Look. Look here. See Doug. See Doug write. Doug write book.
For decades, American school children learned to read by studying the pages of Sally, Dick and Jane books. The intrepid trio of juvenile adventurers (or a grab bag of their assorted friends) explored the world around them, narrating their experiences with the most elementary parts of speech. Their sentences were repetitive, their observations banal, and their comprehension of the world was infantile. To read these books as a literate adult brings on fits of laughter or labored groans. And yet to the child in early development, those simple words and two-dimensional stories were the only tools they had to explain their world.
If I’m honest, I feel exactly like Sally, Dick and Jane. I too have bumped up against experiences, realities, and adventures that far exceed my vocabulary or capacity to describe them. And like a 5-year-old in the Louvre, I have only the most rudimentary terms to describe the priceless beauty that surrounds me.

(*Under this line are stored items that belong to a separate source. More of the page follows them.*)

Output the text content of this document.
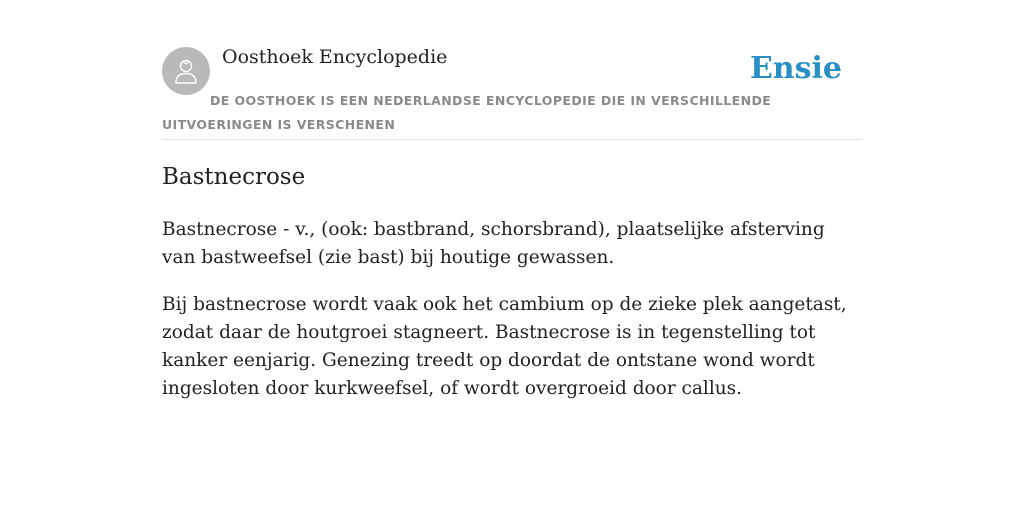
Oosthoek Encyclopedie	Ensie
DE OOSTHOEK IS EEN NEDERLANDSE ENCYCLOPEDIE DIE IN VERSCHILLENDE UITVOERINGEN IS VERSCHENEN
Bastnecrose

Bastnecrose - v., (ook: bastbrand, schorsbrand), plaatselijke afsterving van bastweefsel (zie bast) bij houtige gewassen.

Bij bastnecrose wordt vaak ook het cambium op de zieke plek aangetast, zodat daar de houtgroei stagneert. Bastnecrose is in tegenstelling tot kanker eenjarig. Genezing treedt op doordat de ontstane wond wordt ingesloten door kurkweefsel, of wordt overgroeid door callus.
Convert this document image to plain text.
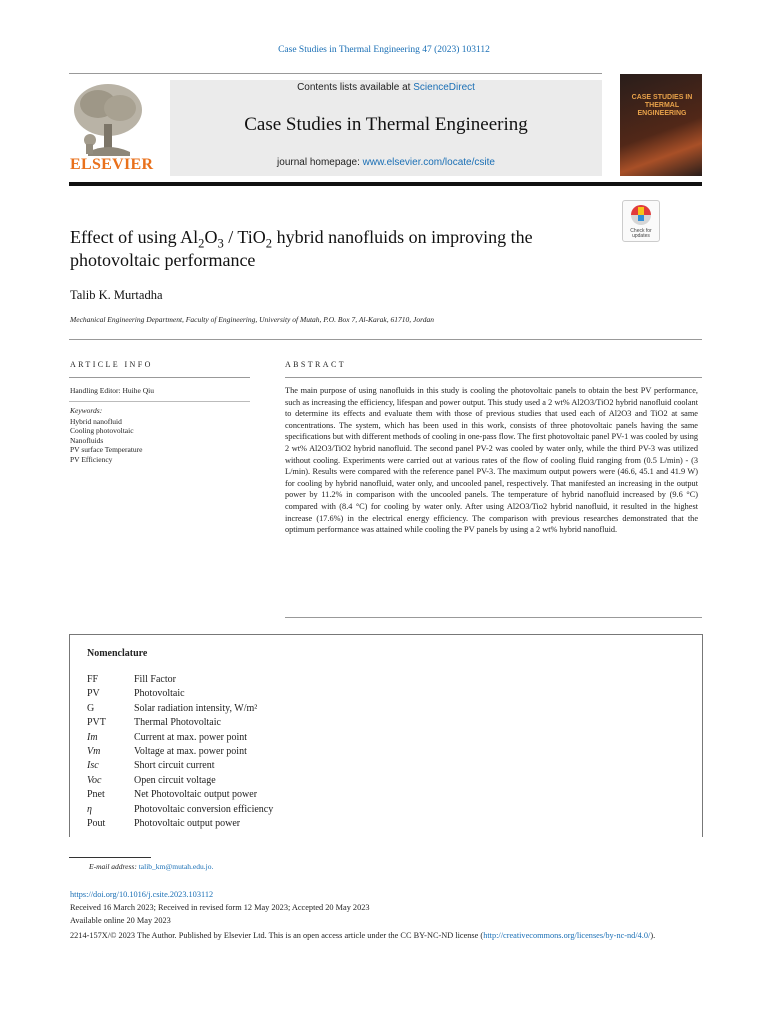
Case Studies in Thermal Engineering 47 (2023) 103112
ELSEVIER
Contents lists available at ScienceDirect
Case Studies in Thermal Engineering
journal homepage: www.elsevier.com/locate/csite
CASE STUDIES IN THERMAL ENGINEERING
Check for updates
Effect of using $Al_2O_3 / TiO_2$ hybrid nanofluids on improving the photovoltaic performance
Talib K. Murtadha
Mechanical Engineering Department, Faculty of Engineering, University of Mutah, P.O. Box 7, Al-Karak, 61710, Jordan
ARTICLE INFO	ABSTRACT
Handling Editor: Huihe Qiu
Keywords:
Hybrid nanofluid
Cooling photovoltaic
Nanofluids
PV surface Temperature
PV Efficiency
The main purpose of using nanofluids in this study is cooling the photovoltaic panels to obtain the best PV performance, such as increasing the efficiency, lifespan and power output. This study used a 2 wt% Al2O3/TiO2 hybrid nanofluid coolant to determine its effects and evaluate them with those of previous studies that used each of Al2O3 and TiO2 at same concentrations. The system, which has been used in this work, consists of three photovoltaic panels having the same specifications but with different methods of cooling in one-pass flow. The first photovoltaic panel PV-1 was cooled by using 2 wt% Al2O3/TiO2 hybrid nanofluid. The second panel PV-2 was cooled by water only, while the third PV-3 was utilized without cooling. Experiments were carried out at various rates of the flow of cooling fluid ranging from (0.5 L/min) - (3 L/min). Results were compared with the reference panel PV-3. The maximum output powers were (46.6, 45.1 and 41.9 W) for cooling by hybrid nanofluid, water only, and uncooled panel, respectively. That manifested an increasing in the output power by 11.2% in comparison with the uncooled panels. The temperature of hybrid nanofluid increased by (9.6 °C) compared with (8.4 °C) for cooling by water only. After using Al2O3/Tio2 hybrid nanofluid, it resulted in the highest increase (17.6%) in the electrical energy efficiency. The comparison with previous researches demonstrated that the optimum performance was attained while cooling the PV panels by using a 2 wt% hybrid nanofluid.
Nomenclature
FF	Fill Factor
PV	Photovoltaic
G	Solar radiation intensity, W/m²
PVT	Thermal Photovoltaic
Im	Current at max. power point
Vm	Voltage at max. power point
Isc	Short circuit current
Voc	Open circuit voltage
Pnet	Net Photovoltaic output power
η	Photovoltaic conversion efficiency
Pout	Photovoltaic output power
E-mail address: talib_km@mutah.edu.jo.
https://doi.org/10.1016/j.csite.2023.103112
Received 16 March 2023; Received in revised form 12 May 2023; Accepted 20 May 2023
Available online 20 May 2023
2214-157X/© 2023 The Author. Published by Elsevier Ltd. This is an open access article under the CC BY-NC-ND license (http://creativecommons.org/licenses/by-nc-nd/4.0/).
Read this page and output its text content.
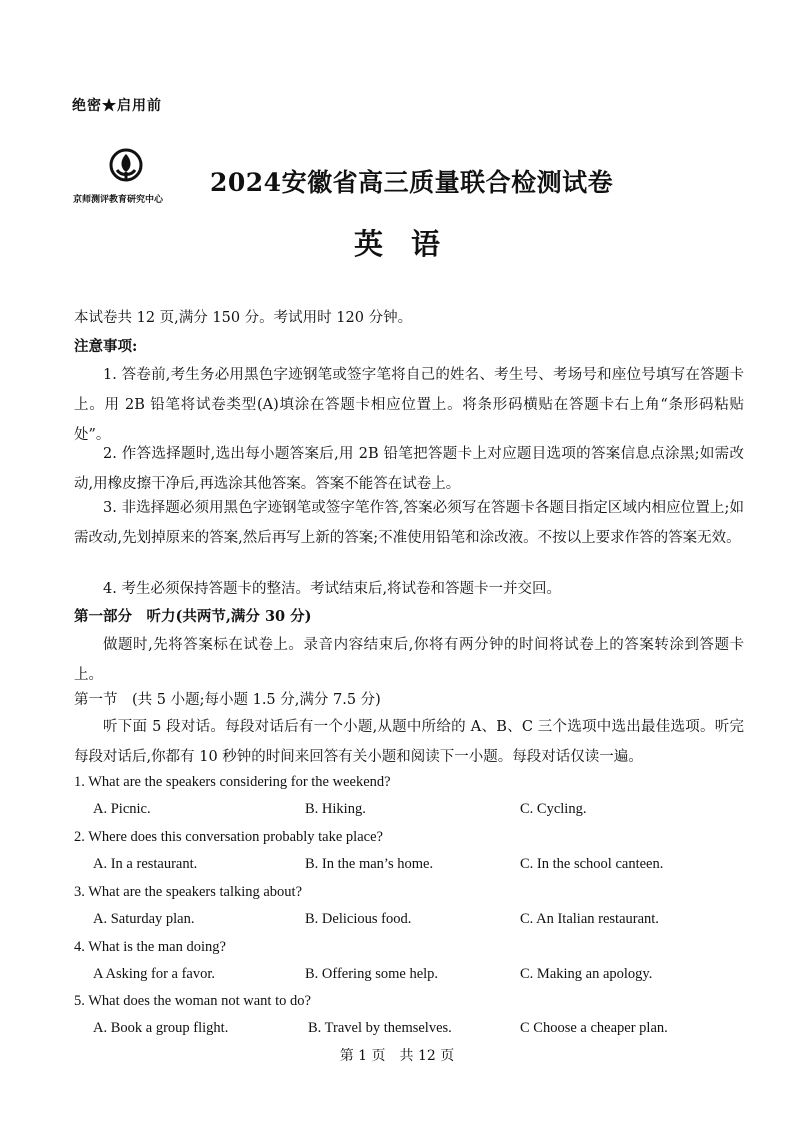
绝密★启用前
京师测评教育研究中心
2024安徽省高三质量联合检测试卷
英语
本试卷共 12 页,满分 150 分。考试用时 120 分钟。
注意事项:
1. 答卷前,考生务必用黑色字迹钢笔或签字笔将自己的姓名、考生号、考场号和座位号填写在答题卡上。用 2B 铅笔将试卷类型(A)填涂在答题卡相应位置上。将条形码横贴在答题卡右上角“条形码粘贴处”。
2. 作答选择题时,选出每小题答案后,用 2B 铅笔把答题卡上对应题目选项的答案信息点涂黑;如需改动,用橡皮擦干净后,再选涂其他答案。答案不能答在试卷上。
3. 非选择题必须用黑色字迹钢笔或签字笔作答,答案必须写在答题卡各题目指定区域内相应位置上;如需改动,先划掉原来的答案,然后再写上新的答案;不准使用铅笔和涂改液。不按以上要求作答的答案无效。
4. 考生必须保持答题卡的整洁。考试结束后,将试卷和答题卡一并交回。
第一部分　听力(共两节,满分 30 分)
做题时,先将答案标在试卷上。录音内容结束后,你将有两分钟的时间将试卷上的答案转涂到答题卡上。
第一节　(共 5 小题;每小题 1.5 分,满分 7.5 分)
听下面 5 段对话。每段对话后有一个小题,从题中所给的 A、B、C 三个选项中选出最佳选项。听完每段对话后,你都有 10 秒钟的时间来回答有关小题和阅读下一小题。每段对话仅读一遍。
1. What are the speakers considering for the weekend?
A. Picnic.	B. Hiking.	C. Cycling.
2. Where does this conversation probably take place?
A. In a restaurant.	B. In the man’s home.	C. In the school canteen.
3. What are the speakers talking about?
A. Saturday plan.	B. Delicious food.	C. An Italian restaurant.
4. What is the man doing?
A Asking for a favor.	B. Offering some help.	C. Making an apology.
5. What does the woman not want to do?
A. Book a group flight.	B. Travel by themselves.	C Choose a cheaper plan.
第 1 页　共 12 页
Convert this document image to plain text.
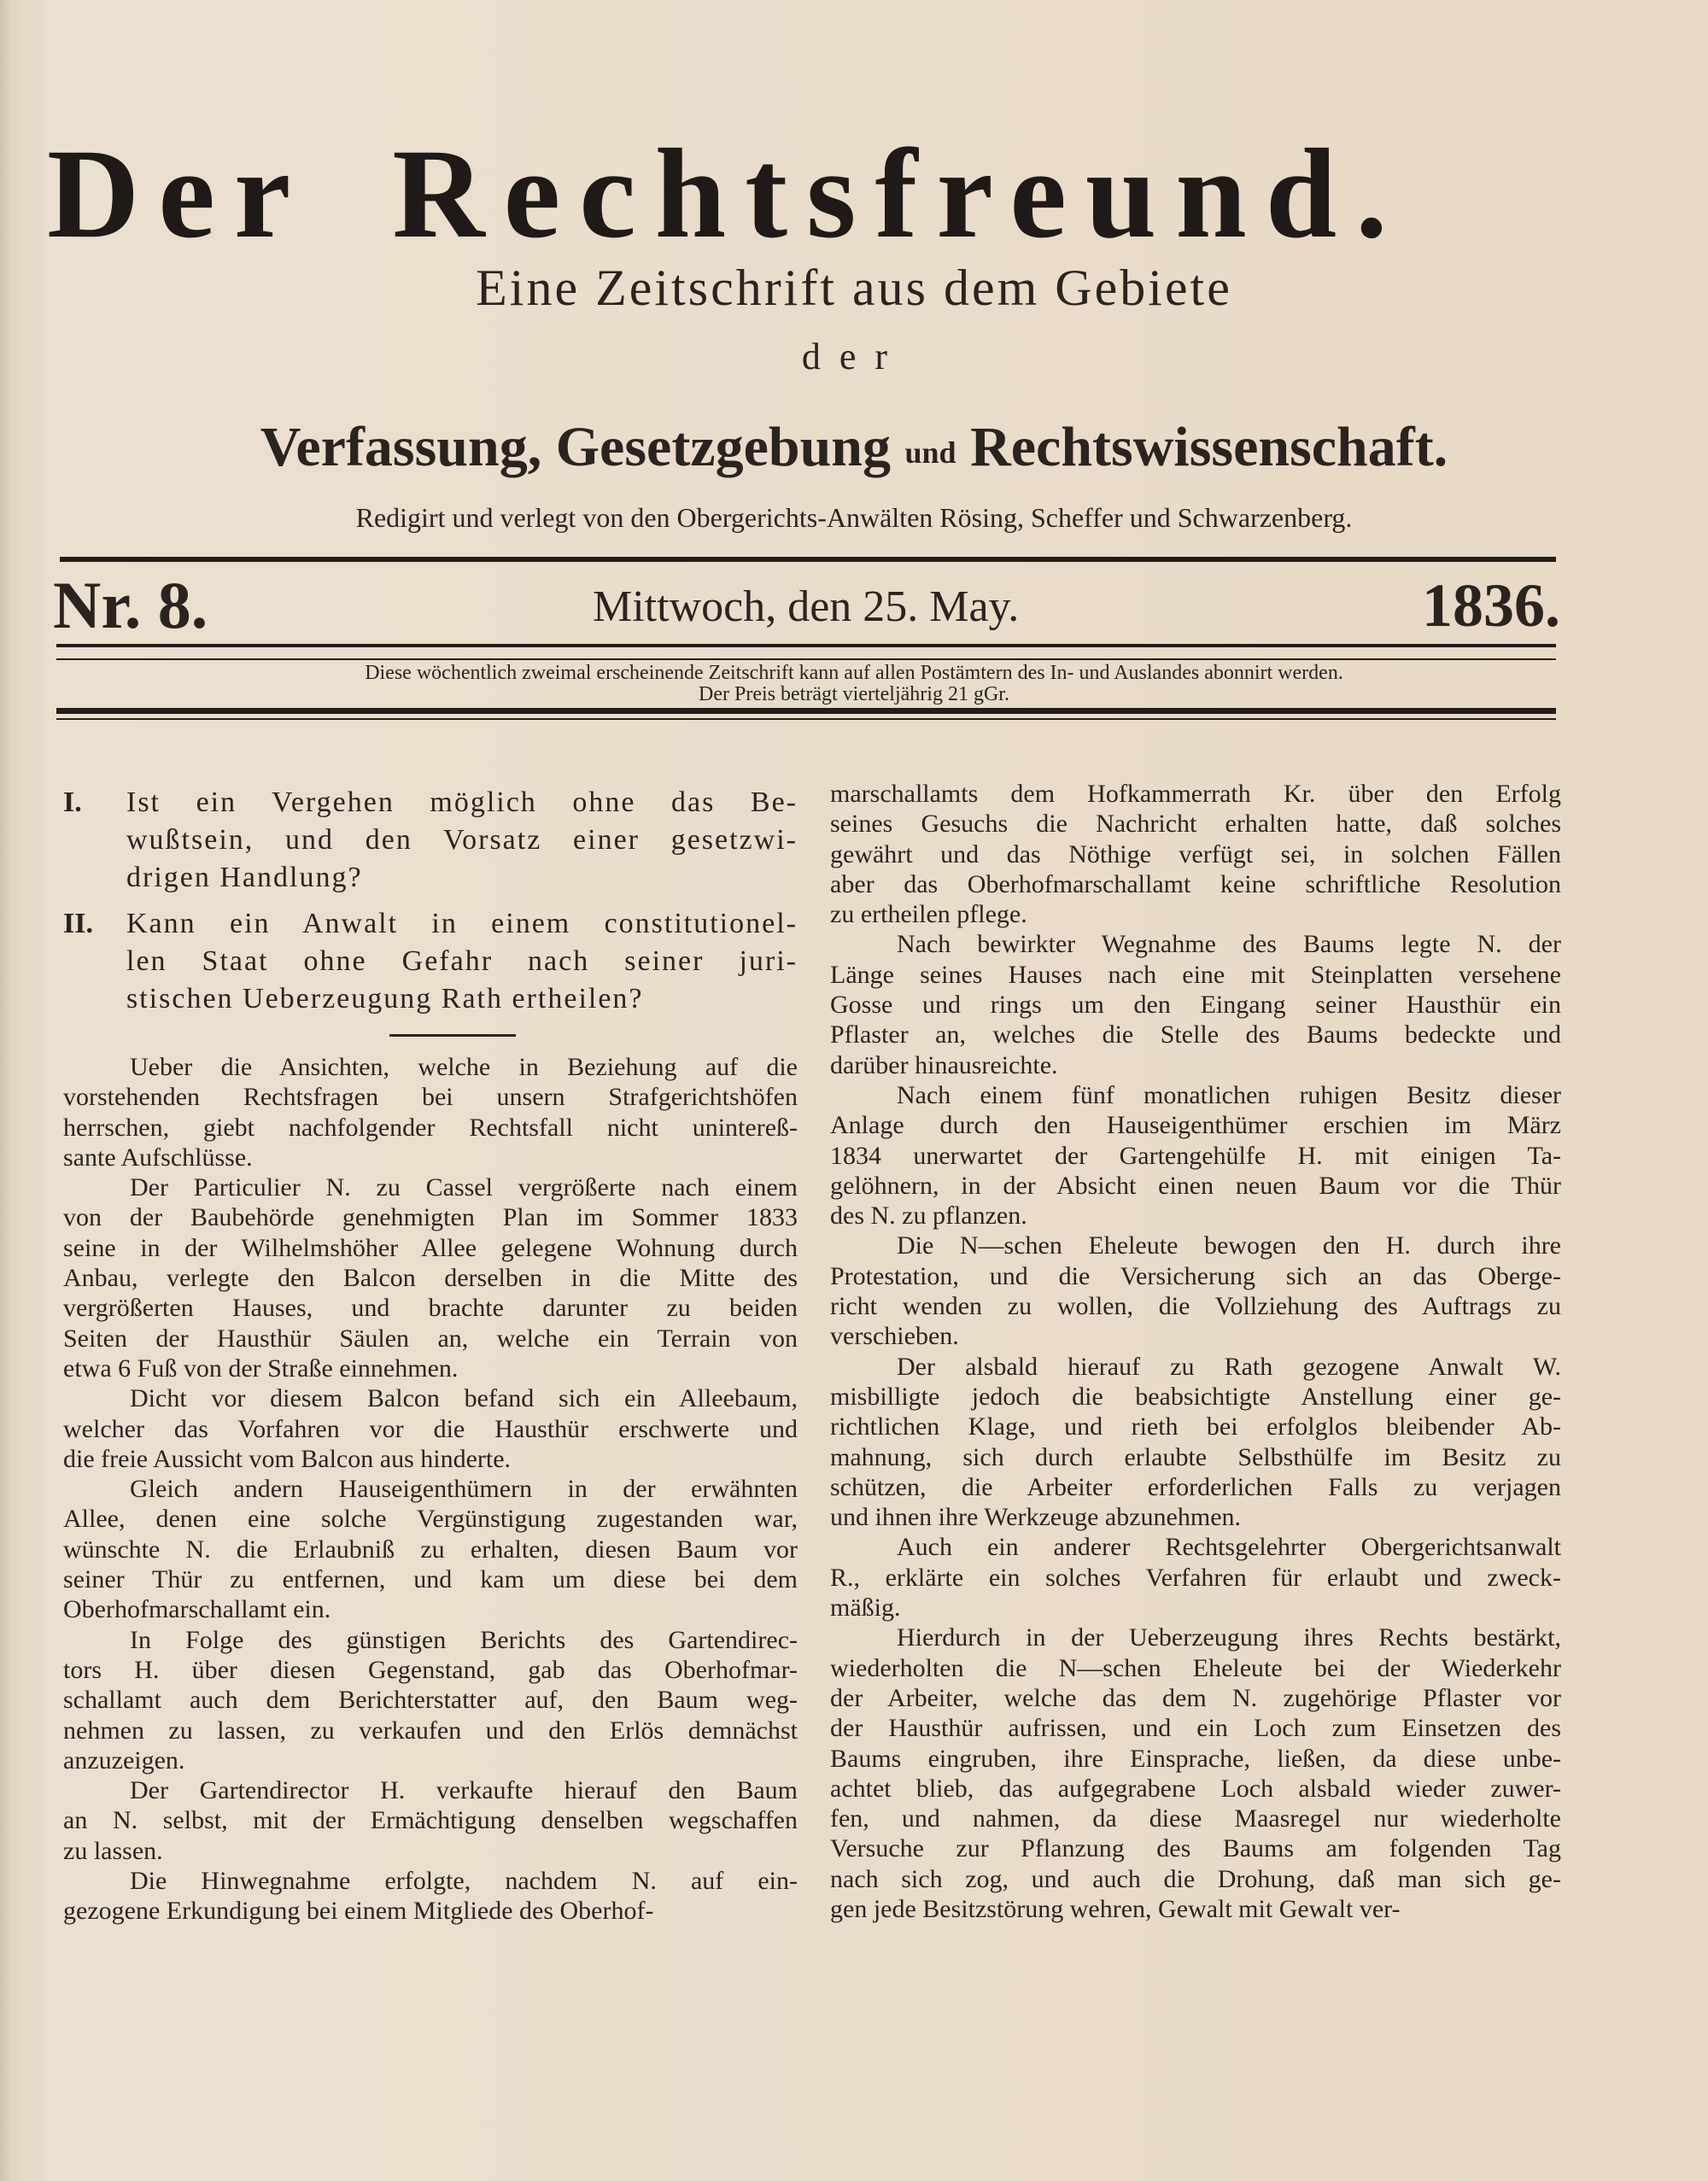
Der Rechtsfreund.
Eine Zeitschrift aus dem Gebiete
der
Verfassung, Gesetzgebung und Rechtswissenschaft.
Redigirt und verlegt von den Obergerichts-Anwälten Rösing, Scheffer und Schwarzenberg.
Nr. 8.	Mittwoch, den 25. May.	1836.
Diese wöchentlich zweimal erscheinende Zeitschrift kann auf allen Postämtern des In- und Auslandes abonnirt werden.
Der Preis beträgt vierteljährig 21 gGr.
I. Ist ein Vergehen möglich ohne das Be-
wußtsein, und den Vorsatz einer gesetzwi-
drigen Handlung?
II. Kann ein Anwalt in einem constitutionel-
len Staat ohne Gefahr nach seiner juri-
stischen Ueberzeugung Rath ertheilen?
Ueber die Ansichten, welche in Beziehung auf die
vorstehenden Rechtsfragen bei unsern Strafgerichtshöfen
herrschen, giebt nachfolgender Rechtsfall nicht unintereß-
sante Aufschlüsse.
Der Particulier N. zu Cassel vergrößerte nach einem
von der Baubehörde genehmigten Plan im Sommer 1833
seine in der Wilhelmshöher Allee gelegene Wohnung durch
Anbau, verlegte den Balcon derselben in die Mitte des
vergrößerten Hauses, und brachte darunter zu beiden
Seiten der Hausthür Säulen an, welche ein Terrain von
etwa 6 Fuß von der Straße einnehmen.
Dicht vor diesem Balcon befand sich ein Alleebaum,
welcher das Vorfahren vor die Hausthür erschwerte und
die freie Aussicht vom Balcon aus hinderte.
Gleich andern Hauseigenthümern in der erwähnten
Allee, denen eine solche Vergünstigung zugestanden war,
wünschte N. die Erlaubniß zu erhalten, diesen Baum vor
seiner Thür zu entfernen, und kam um diese bei dem
Oberhofmarschallamt ein.
In Folge des günstigen Berichts des Gartendirec-
tors H. über diesen Gegenstand, gab das Oberhofmar-
schallamt auch dem Berichterstatter auf, den Baum weg-
nehmen zu lassen, zu verkaufen und den Erlös demnächst
anzuzeigen.
Der Gartendirector H. verkaufte hierauf den Baum
an N. selbst, mit der Ermächtigung denselben wegschaffen
zu lassen.
Die Hinwegnahme erfolgte, nachdem N. auf ein-
gezogene Erkundigung bei einem Mitgliede des Oberhof-
marschallamts dem Hofkammerrath Kr. über den Erfolg
seines Gesuchs die Nachricht erhalten hatte, daß solches
gewährt und das Nöthige verfügt sei, in solchen Fällen
aber das Oberhofmarschallamt keine schriftliche Resolution
zu ertheilen pflege.
Nach bewirkter Wegnahme des Baums legte N. der
Länge seines Hauses nach eine mit Steinplatten versehene
Gosse und rings um den Eingang seiner Hausthür ein
Pflaster an, welches die Stelle des Baums bedeckte und
darüber hinausreichte.
Nach einem fünf monatlichen ruhigen Besitz dieser
Anlage durch den Hauseigenthümer erschien im März
1834 unerwartet der Gartengehülfe H. mit einigen Ta-
gelöhnern, in der Absicht einen neuen Baum vor die Thür
des N. zu pflanzen.
Die N—schen Eheleute bewogen den H. durch ihre
Protestation, und die Versicherung sich an das Oberge-
richt wenden zu wollen, die Vollziehung des Auftrags zu
verschieben.
Der alsbald hierauf zu Rath gezogene Anwalt W.
misbilligte jedoch die beabsichtigte Anstellung einer ge-
richtlichen Klage, und rieth bei erfolglos bleibender Ab-
mahnung, sich durch erlaubte Selbsthülfe im Besitz zu
schützen, die Arbeiter erforderlichen Falls zu verjagen
und ihnen ihre Werkzeuge abzunehmen.
Auch ein anderer Rechtsgelehrter Obergerichtsanwalt
R., erklärte ein solches Verfahren für erlaubt und zweck-
mäßig.
Hierdurch in der Ueberzeugung ihres Rechts bestärkt,
wiederholten die N—schen Eheleute bei der Wiederkehr
der Arbeiter, welche das dem N. zugehörige Pflaster vor
der Hausthür aufrissen, und ein Loch zum Einsetzen des
Baums eingruben, ihre Einsprache, ließen, da diese unbe-
achtet blieb, das aufgegrabene Loch alsbald wieder zuwer-
fen, und nahmen, da diese Maasregel nur wiederholte
Versuche zur Pflanzung des Baums am folgenden Tag
nach sich zog, und auch die Drohung, daß man sich ge-
gen jede Besitzstörung wehren, Gewalt mit Gewalt ver-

The adventures I speak of took place during my 365-day, whirlwind circumnavigation of the globe. What started in Dublin ended in Quito, 33 countries, 4 hemispheres, and 79,000 miles later. It was the experience of a lifetime, probably multiple lifetimes. I was kissed by God's grace, and my life has never been the same since. I’ve spent the past 2 years reflecting, praying, wrestling, and fighting to hold onto the faces I saw, the beauty I beheld, and the realities I crashed into. It is only now, with much fear and trembling, that I embark upon a new journey, not of boats or buses, but a journey within, a safari of the soul.
“Ultimately, words are useless,” laments author Madelein L’Engle, “but pentultimately, they’re all we have.” I dream of composing sentences with backhanded wit, dizzying prose that elicits audible gasps in the reader…but what good are words when describing an African sunset, the smells of Calcutta, the sheer exhilaration of standing atop the Great Wall? I’m guaranteed to fail in my attempts to convey even 1/10 of the mystery, beauty, and goodness of the world. For the earth is too blue, too bright, too sharp, too sweet, too wild for any mortal tongue to do it justice. Yet, I’m assured that I will succeed (whatever that may mean) – for that same heavenly hand that motioned me out into the world two years ago is the same hand which beckons me to sit, and pray, and write.
So where do I start? Well, for those of you coming from eyeshift.com, you’ve seen the first fruits of my labor: the sorting of my 4000+ images and transcription of my journals. But now, the blank page – that great adversary that taunts and ridicules and is never satisfied. It's going to be a great challenge, and I will falter. Yet, with the love and encouragement of my Traveling Companions, and friends new and old, I will seek to obey and write, and deem the result of my writing irrelevant.
I guess a good place to begin is the end. As T.S. Elliot so superbly stated: “And the end of all our exploring will be to arrive where we started and know the place for the first time.” And the closing narration of the Motorcycle Diaries, as a young Che Guevara sums up his own life change after an epic continental journey: “Yo, no soy yo, por lo menos no soy el mismo yo interior.” I am not me anymore. At least, I’m not the same me as I was.